Statistics. Yesterday’s FCC meeting is all about stats, tons of them, both describing the broadband situation now and how it should be in the future. The decisions will come later. That was the gist of the Broadband Task Force report at yesterday’s FCC Open Meeting for September.
The members of the Task Force acknowledged from the outset that everything they say and do at this point is open to question – in fact, questions and other forms of input is welcome, particularly input supported by data.
Data was the central theme of the meeting.
The task the five commissioners will face, according to the Task Force, is taking all this data and using it as a foundation for broadband policy that will stand the test of time.
The goal of universal deployment and adoption of broadband by all US citizens was pretty much taken as a given. It was pointed out that the internet is now ubiquitous enough that lack of access can hurt citizens trying to do something as basic to survival and success as get a job.
At its most basic, the commissioners will have to decide what the average internet user should be able to do on the internet. That in turn will determine what kind of web infrastructure will be needed and how much investment will be required.
If the commissioners decide that access to email is all they expect, the requirements will be modest. They suggested it is much more likely that two-way technologies requiring fast upload and download as well as high fidelity is what will be needed to keep the US competitive with other nations, and the investment needed will be considerable.
They emphasized repeatedly that it is important to study current internet usage thoroughly, but it will be equally if not more important to draw lines from now to uses in the near and distant future, with full knowledge that the infrastructural we build now will have to far exceed current needs.
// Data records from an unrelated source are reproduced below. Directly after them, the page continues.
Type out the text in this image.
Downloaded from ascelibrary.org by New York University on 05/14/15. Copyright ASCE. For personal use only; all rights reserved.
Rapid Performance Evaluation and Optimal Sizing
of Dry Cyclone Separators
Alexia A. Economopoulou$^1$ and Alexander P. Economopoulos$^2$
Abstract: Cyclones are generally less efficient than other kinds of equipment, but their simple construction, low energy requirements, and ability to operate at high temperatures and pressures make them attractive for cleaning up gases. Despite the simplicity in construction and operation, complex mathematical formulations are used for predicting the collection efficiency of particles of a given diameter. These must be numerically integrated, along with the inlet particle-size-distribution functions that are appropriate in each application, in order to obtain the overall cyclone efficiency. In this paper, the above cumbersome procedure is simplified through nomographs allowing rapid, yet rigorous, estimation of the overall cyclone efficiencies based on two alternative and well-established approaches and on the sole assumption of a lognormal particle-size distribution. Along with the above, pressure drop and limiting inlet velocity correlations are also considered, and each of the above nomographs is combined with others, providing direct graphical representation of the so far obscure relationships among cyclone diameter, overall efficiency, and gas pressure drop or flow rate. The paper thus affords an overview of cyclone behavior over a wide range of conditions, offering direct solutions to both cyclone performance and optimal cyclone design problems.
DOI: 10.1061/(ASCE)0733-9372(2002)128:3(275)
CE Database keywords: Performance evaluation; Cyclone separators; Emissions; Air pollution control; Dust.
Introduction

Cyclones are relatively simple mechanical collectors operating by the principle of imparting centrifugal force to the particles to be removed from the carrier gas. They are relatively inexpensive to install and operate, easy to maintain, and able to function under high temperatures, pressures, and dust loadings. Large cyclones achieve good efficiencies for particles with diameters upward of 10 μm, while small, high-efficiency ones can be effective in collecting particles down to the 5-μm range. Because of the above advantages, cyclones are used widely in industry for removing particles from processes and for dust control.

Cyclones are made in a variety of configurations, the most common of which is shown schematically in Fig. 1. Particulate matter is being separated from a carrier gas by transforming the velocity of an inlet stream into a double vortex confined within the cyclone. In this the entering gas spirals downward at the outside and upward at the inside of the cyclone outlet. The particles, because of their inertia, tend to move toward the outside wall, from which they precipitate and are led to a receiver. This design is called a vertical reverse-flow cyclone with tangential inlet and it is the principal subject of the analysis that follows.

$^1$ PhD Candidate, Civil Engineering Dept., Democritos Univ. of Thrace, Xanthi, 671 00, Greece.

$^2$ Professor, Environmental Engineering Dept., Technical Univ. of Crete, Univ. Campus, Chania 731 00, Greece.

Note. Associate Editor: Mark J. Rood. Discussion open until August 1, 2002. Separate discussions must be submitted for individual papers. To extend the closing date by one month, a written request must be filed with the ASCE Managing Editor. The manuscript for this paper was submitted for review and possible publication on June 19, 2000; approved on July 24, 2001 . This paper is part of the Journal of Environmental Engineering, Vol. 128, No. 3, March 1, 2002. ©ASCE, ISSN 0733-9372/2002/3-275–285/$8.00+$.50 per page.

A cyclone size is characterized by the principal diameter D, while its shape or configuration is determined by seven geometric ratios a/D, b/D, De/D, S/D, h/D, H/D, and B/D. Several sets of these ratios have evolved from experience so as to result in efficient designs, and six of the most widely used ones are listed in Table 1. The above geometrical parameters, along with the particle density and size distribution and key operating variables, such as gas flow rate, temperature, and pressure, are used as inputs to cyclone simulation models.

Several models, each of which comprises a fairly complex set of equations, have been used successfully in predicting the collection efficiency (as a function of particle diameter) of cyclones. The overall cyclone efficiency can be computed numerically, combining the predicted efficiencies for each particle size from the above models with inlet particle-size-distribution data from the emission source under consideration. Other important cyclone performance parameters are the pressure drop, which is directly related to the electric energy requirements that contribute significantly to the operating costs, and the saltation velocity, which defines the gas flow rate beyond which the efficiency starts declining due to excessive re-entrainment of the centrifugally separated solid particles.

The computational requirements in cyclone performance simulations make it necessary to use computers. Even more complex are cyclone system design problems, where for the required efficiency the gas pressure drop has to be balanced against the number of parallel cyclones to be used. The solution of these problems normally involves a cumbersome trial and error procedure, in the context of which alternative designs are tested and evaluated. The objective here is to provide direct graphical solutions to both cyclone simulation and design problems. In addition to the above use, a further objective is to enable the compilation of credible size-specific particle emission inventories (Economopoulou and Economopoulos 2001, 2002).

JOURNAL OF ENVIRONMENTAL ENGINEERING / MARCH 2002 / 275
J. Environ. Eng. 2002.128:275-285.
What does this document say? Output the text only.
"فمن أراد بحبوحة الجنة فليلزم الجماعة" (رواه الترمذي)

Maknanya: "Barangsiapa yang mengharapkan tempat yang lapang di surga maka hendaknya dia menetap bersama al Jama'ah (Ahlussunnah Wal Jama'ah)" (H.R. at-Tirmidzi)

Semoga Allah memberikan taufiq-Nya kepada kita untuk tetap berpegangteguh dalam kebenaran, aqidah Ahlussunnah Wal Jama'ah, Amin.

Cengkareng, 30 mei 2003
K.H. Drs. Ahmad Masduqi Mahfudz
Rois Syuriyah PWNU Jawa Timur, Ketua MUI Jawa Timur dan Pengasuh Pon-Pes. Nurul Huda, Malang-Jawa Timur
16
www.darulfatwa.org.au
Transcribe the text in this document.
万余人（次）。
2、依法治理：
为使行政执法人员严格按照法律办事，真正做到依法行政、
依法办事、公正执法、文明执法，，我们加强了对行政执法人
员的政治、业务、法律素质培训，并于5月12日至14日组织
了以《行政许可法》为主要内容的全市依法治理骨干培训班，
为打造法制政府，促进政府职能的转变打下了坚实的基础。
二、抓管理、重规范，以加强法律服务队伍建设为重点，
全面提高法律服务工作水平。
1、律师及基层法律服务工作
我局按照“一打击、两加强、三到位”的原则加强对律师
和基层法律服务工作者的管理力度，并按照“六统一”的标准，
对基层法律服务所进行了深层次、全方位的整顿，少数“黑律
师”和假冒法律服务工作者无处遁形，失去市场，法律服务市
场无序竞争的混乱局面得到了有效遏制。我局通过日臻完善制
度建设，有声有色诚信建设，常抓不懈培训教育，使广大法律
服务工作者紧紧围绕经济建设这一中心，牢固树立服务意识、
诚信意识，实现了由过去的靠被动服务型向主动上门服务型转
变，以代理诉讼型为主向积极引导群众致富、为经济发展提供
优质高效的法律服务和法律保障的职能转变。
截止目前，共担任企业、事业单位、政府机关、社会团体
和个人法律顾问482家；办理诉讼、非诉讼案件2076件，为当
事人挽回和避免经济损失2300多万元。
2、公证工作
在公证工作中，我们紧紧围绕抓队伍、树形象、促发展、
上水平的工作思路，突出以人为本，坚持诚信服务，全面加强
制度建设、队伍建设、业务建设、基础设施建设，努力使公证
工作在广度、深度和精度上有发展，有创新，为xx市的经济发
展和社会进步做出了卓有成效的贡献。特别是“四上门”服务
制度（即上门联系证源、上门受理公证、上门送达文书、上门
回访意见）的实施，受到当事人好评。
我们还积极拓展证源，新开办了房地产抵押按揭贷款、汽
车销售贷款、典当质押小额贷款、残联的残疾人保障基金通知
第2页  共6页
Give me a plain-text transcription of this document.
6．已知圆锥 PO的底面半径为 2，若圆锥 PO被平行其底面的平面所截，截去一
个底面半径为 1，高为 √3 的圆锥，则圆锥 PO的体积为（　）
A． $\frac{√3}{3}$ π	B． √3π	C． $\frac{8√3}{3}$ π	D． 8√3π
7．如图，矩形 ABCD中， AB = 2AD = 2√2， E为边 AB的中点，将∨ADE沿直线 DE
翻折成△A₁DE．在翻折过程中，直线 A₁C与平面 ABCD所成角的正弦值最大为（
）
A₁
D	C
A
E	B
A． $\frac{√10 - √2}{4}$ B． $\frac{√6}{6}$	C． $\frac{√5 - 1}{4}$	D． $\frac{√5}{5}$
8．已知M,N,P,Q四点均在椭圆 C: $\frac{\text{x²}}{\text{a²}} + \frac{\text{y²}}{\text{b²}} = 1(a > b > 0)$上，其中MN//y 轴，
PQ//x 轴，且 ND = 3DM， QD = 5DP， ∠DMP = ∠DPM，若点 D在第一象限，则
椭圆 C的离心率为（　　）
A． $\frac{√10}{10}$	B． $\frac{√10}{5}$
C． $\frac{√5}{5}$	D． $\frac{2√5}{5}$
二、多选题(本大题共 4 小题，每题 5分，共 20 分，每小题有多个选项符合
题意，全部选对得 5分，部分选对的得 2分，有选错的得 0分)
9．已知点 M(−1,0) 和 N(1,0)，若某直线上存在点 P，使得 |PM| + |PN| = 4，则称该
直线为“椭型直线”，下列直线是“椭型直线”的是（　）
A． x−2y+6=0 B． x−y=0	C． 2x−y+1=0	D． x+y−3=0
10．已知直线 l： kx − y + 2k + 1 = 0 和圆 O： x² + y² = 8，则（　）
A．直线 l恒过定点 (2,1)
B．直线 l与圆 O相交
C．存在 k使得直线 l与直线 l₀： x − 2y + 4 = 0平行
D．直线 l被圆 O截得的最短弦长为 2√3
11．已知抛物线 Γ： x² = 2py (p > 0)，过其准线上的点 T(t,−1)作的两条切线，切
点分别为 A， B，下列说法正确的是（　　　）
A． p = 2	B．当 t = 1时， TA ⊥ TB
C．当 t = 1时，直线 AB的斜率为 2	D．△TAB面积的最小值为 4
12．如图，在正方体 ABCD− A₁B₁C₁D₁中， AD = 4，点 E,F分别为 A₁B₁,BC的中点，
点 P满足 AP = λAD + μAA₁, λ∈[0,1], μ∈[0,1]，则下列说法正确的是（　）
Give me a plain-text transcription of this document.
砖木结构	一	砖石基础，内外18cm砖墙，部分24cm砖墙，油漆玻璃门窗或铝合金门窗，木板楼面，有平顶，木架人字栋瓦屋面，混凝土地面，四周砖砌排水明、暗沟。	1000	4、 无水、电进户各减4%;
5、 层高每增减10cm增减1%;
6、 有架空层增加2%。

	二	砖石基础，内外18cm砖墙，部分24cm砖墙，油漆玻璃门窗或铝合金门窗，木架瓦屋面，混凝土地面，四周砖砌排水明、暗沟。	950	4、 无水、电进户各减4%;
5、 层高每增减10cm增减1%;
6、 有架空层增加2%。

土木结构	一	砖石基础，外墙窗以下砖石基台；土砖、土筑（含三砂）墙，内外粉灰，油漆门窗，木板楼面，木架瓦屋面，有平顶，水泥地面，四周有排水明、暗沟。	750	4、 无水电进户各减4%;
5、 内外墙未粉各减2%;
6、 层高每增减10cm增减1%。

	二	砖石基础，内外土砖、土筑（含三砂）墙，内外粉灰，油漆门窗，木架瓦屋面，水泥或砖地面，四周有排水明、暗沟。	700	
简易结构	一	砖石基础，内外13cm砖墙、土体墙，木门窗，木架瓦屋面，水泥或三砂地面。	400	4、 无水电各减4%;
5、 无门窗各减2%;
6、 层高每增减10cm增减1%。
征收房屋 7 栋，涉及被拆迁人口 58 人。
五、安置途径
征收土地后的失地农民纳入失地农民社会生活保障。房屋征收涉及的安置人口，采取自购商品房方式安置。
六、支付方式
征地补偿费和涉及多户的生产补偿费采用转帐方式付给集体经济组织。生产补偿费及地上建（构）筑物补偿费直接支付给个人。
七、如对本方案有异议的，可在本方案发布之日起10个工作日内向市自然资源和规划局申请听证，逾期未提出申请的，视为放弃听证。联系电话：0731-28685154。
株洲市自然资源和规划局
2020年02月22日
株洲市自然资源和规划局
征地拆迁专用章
The task force released this list of key areas of inquiry:
* Healthcare: Electronic health records, telemedicine, and mobile monitoring result in better, more affordable health care, but the record shows a need for higher connectivity in many locations to capture those benefits
* Energy and the environment: Enabled by broadband, smart grids, smart homes and smart transportation will be a critical part of our clean energy future
* Government operations and civic engagement: Delivery of services, civic engagement, transparency in public policy can all be improved by broadband access and adoption
* Education: Over 70 percent of all high school students use the Internet as a primary source for homework. Digital textbooks, online learning, teacher support and communications, digital student records can improve weak U.S. educational outcomes. While the E-rate program has connected schools, faster speeds are needed
* Disabilities: Internet use usage among people with disabilities is less than half that of the general population. Networks, equipment, services, devices and software are not designed to be accessible to people with disabilities. Accessibility is also lacking in Internet content, interfaces, programming guides and menus, and tech support
* Consumer welfare: Consumers say online purchases save time and money. Yet 39% have strong worries about giving out personal or credit card information. These worries are heightened among low-income users, only 29% of whom have made purchases online, compared to 82% of upper income users. More transparency in billing and the on-line environment could ease security concerns, as could education and consumer workshops on privacy and security
* Public Safety: Public safety entities only have access to commercial broadband services. There are no mobile, wireless broadband communications services that meet the public safety community’s specialized needs. These services should be provided over time
* Economic Opportunity: As of 2005, over 77 percent of Fortune 500 companies posted jobs and accepted applications solely online. An ever-increasing majority of employees are required to use the Internet in their daily work.
RBR/TVBR observation: February 17th is the day the Task Force report is due to be unveiled. And then the real fun should begin. We have to say the initial assumptions and options they laid out made a lot of sense. But there will be a long road getting from where we are now to the rapid-fire, readily available internet of our dreams.